Some conservative members of Congress oppose collaborative work between U.S. and Russian scientists on hazardous infectious diseases because they could help Russia to keep its BW development teams intact. But supporters of such projects such as Anne Harrington, Senior Coordinator for Nonproliferation/Science Cooperation at the Department of State, counter that Russia will continue to do research on dangerous pathogens and that it is in the U.S. interest to engage the key scientific experts at the former BW institutes and to guide their work in a peaceful direction. Collaborative projects have greatly enhanced transparency by giving U.S. scientists unprecedented access to once top-secret Russian laboratories. Moreover, without Western financial support, security at the former BW institutes could deteriorate to dangerous levels.
Given the continued BW proliferation threat from the former Soviet Union, the United States and other partner countries should continue and broaden their engagement of former BW research and production facilities in Russia, Kazakhstan, Uzbekistan, and Moldova. Because the line between offensive and defensive research on BW is defined largely by intent, however, ambiguities and suspicions are bound to persist. To allay these concerns, collaborative projects should be structured in such a way as to build confidence that Russia has abandoned offensively oriented work. In particular, it is essential that scientific collaborations with former BW experts and facilities be subjected to extensive oversight, including regular unimpeded access to facilities, personnel, and information.

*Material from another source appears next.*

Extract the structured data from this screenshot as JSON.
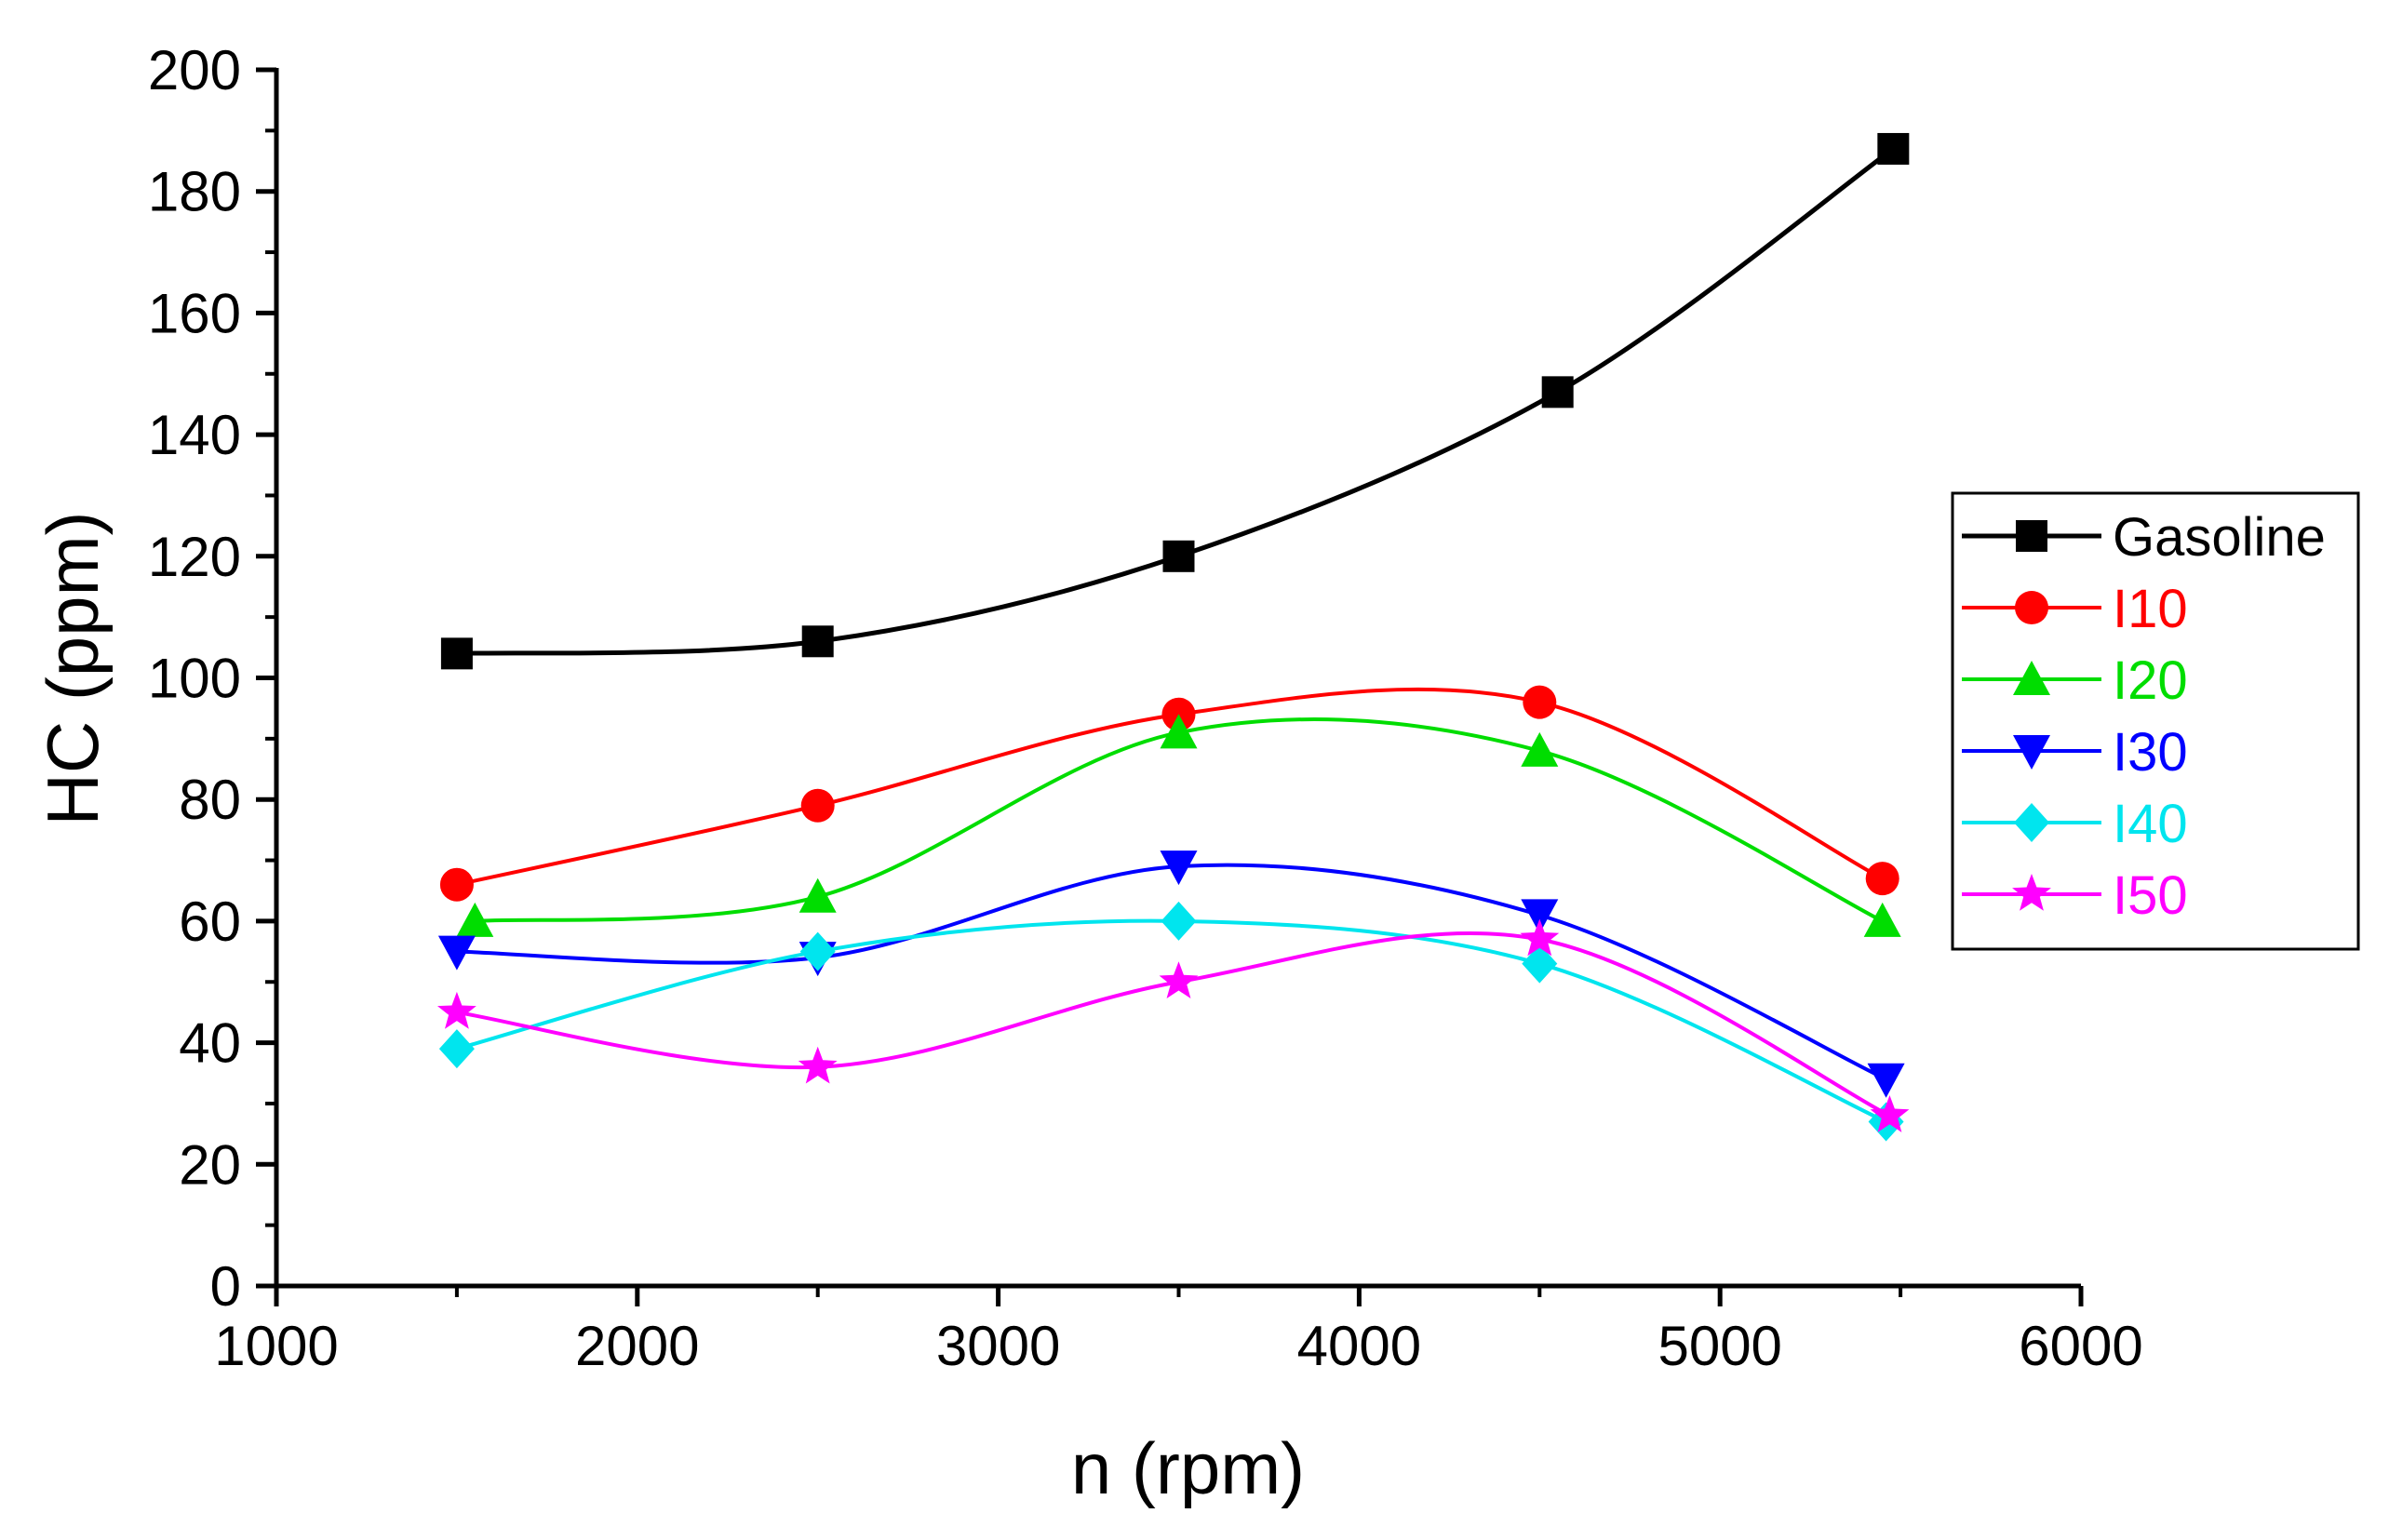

At the same time, the United States should continue to work through bilateral and multilateral channels to enhance the transparency of Russia’s past offensive BW program and its current defensive activities. An important first step in this direction was taken on December 17, 1998, when U.S. and Russian military officials met for the first time at the Russian Military Academy of Radiological, Chemical and Biological Defense in Tambov and agreed in principle to a series of reciprocal visits to military biodefense facilities in both countries. The U.S. government should explore ways of broadening this initial constructive contact. Finally, the United States should encourage and assist Russia to strengthen its export controls on sales of dual-use equipment to countries of BW proliferation concern.
ISTC programs are pioneering a new type of arms control based on confidence building, transparency, and scientific collaboration rather than negotiated agreements and formal verification measures. This approach is particularly well suited to the nonproliferation of biological weapons, which depends to a large extent on individual scientists’ decisions not to share sensitive expertise and materials.